- Film poster
- Directed by: Joseph Amenta
- Written by: Joseph Amenta
- Produced by: Alexandra Roberts Danny Sedore
- Starring: Matteus Lunot Harlow Joy Zion Matheson
- Cinematography: Liam Higgins
- Edited by: Alexander Farah
- Music by: Casey MQ Skyshaker
- Production company: Push Pictures
- Release dates: September 9, 2022 (TIFF); April 7, 2023 (Canada);
- Running time: 87 minutes
- Country: Canada
- Languages: English Tagalog

= Soft (film) =

2022 Canadian film directed by Joseph Amenta

Soft is a 2022 Canadian drama film, written and directed by Joseph Amenta. Amenta's feature debut, the film centres on three young queer friends in Toronto who are revelling in the freedom of their summer break from school, until a missing persons investigation draws them back into reality.

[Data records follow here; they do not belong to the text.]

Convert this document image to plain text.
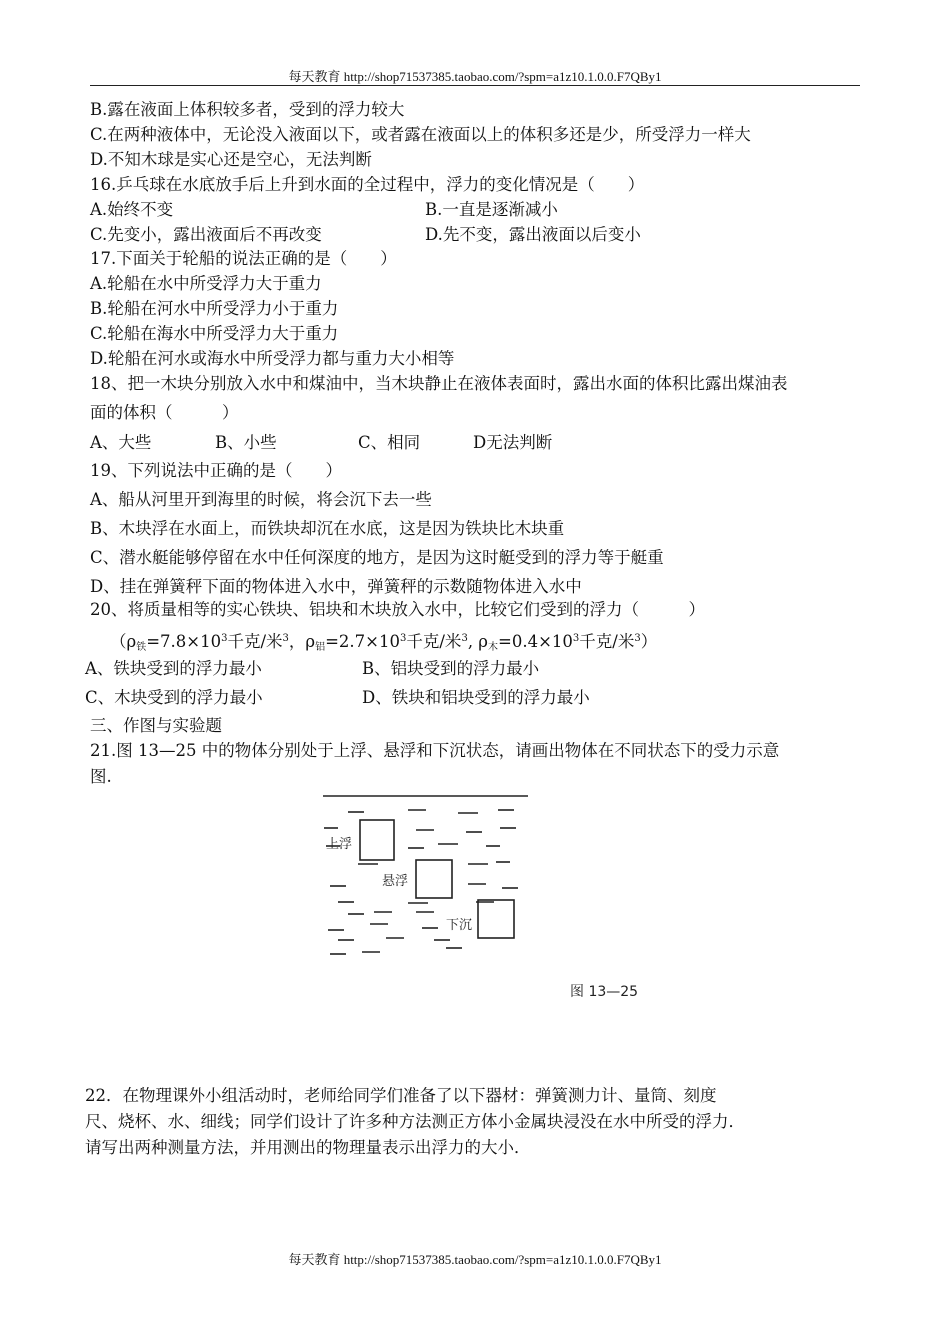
每天教育 http://shop71537385.taobao.com/?spm=a1z10.1.0.0.F7QBy1
B.露在液面上体积较多者，受到的浮力较大
C.在两种液体中，无论没入液面以下，或者露在液面以上的体积多还是少，所受浮力一样大
D.不知木球是实心还是空心，无法判断
16.乒乓球在水底放手后上升到水面的全过程中，浮力的变化情况是（　　）
A.始终不变	B.一直是逐渐减小
C.先变小，露出液面后不再改变	D.先不变，露出液面以后变小
17.下面关于轮船的说法正确的是（　　）
A.轮船在水中所受浮力大于重力
B.轮船在河水中所受浮力小于重力
C.轮船在海水中所受浮力大于重力
D.轮船在河水或海水中所受浮力都与重力大小相等
18、把一木块分别放入水中和煤油中，当木块静止在液体表面时，露出水面的体积比露出煤油表
面的体积（　　　）
A、大些	B、小些	C、相同	D无法判断
19、下列说法中正确的是（　　）
A、船从河里开到海里的时候，将会沉下去一些
B、木块浮在水面上，而铁块却沉在水底，这是因为铁块比木块重
C、潜水艇能够停留在水中任何深度的地方，是因为这时艇受到的浮力等于艇重
D、挂在弹簧秤下面的物体进入水中，弹簧秤的示数随物体进入水中
20、将质量相等的实心铁块、铝块和木块放入水中，比较它们受到的浮力（　　　）
（$\rho_铁=7.8\times 10^3$千克/米$^3$，$\rho_铝=2.7\times 10^3$千克/米$^3$, $\rho_木=0.4\times 10^3$千克/米$^3$）
A、铁块受到的浮力最小	B、铝块受到的浮力最小
C、木块受到的浮力最小	D、铁块和铝块受到的浮力最小
三、作图与实验题
21.图 13—25 中的物体分别处于上浮、悬浮和下沉状态，请画出物体在不同状态下的受力示意
图.
上浮
悬浮
下沉
图 13—25
22．在物理课外小组活动时，老师给同学们准备了以下器材：弹簧测力计、量筒、刻度
尺、烧杯、水、细线；同学们设计了许多种方法测正方体小金属块浸没在水中所受的浮力．
请写出两种测量方法，并用测出的物理量表示出浮力的大小．
每天教育 http://shop71537385.taobao.com/?spm=a1z10.1.0.0.F7QBy1
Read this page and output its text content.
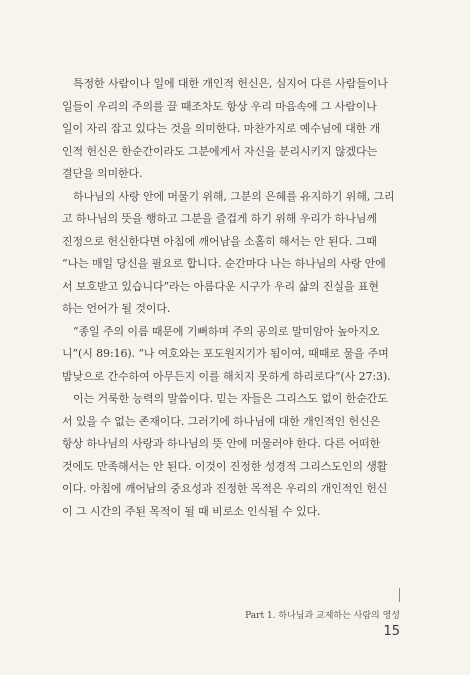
특정한 사람이나 일에 대한 개인적 헌신은, 심지어 다른 사람들이나
일들이 우리의 주의를 끌 때조차도 항상 우리 마음속에 그 사람이나
일이 자리 잡고 있다는 것을 의미한다. 마찬가지로 예수님에 대한 개
인적 헌신은 한순간이라도 그분에게서 자신을 분리시키지 않겠다는
결단을 의미한다.

하나님의 사랑 안에 머물기 위해, 그분의 은혜를 유지하기 위해, 그리
고 하나님의 뜻을 행하고 그분을 즐겁게 하기 위해 우리가 하나님께
진정으로 헌신한다면 아침에 깨어남을 소홀히 해서는 안 된다. 그때
“나는 매일 당신을 필요로 합니다. 순간마다 나는 하나님의 사랑 안에
서 보호받고 있습니다”라는 아름다운 시구가 우리 삶의 진실을 표현
하는 언어가 될 것이다.

“종일 주의 이름 때문에 기뻐하며 주의 공의로 말미암아 높아지오
니”(시 89:16). “나 여호와는 포도원지기가 됨이여, 때때로 물을 주며
밤낮으로 간수하여 아무든지 이를 해치지 못하게 하리로다”(사 27:3).

이는 거룩한 능력의 말씀이다. 믿는 자들은 그리스도 없이 한순간도
서 있을 수 없는 존재이다. 그러기에 하나님에 대한 개인적인 헌신은
항상 하나님의 사랑과 하나님의 뜻 안에 머물러야 한다. 다른 어떠한
것에도 만족해서는 안 된다. 이것이 진정한 성경적 그리스도인의 생활
이다. 아침에 깨어남의 중요성과 진정한 목적은 우리의 개인적인 헌신
이 그 시간의 주된 목적이 될 때 비로소 인식될 수 있다.

Part 1. 하나님과 교제하는 사람의 영성
15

The cast includes Matteus Lunot, Harlow Joy, Zion Matheson, Miyoko Anderson, Krista Morin, Trevor Hayes, David Lafontaine, Matt Willis, Joy Castro, Sochi Fried, Jordan Shore, Peter Bou-Ghannam, River Price-Maenpaa and Jay Yoo.

The film's title was originally announced as Pussy, but was changed to Soft in advance of the premiere. It premiered in the Discovery programme at the 2022 Toronto International Film Festival on September 9, 2022.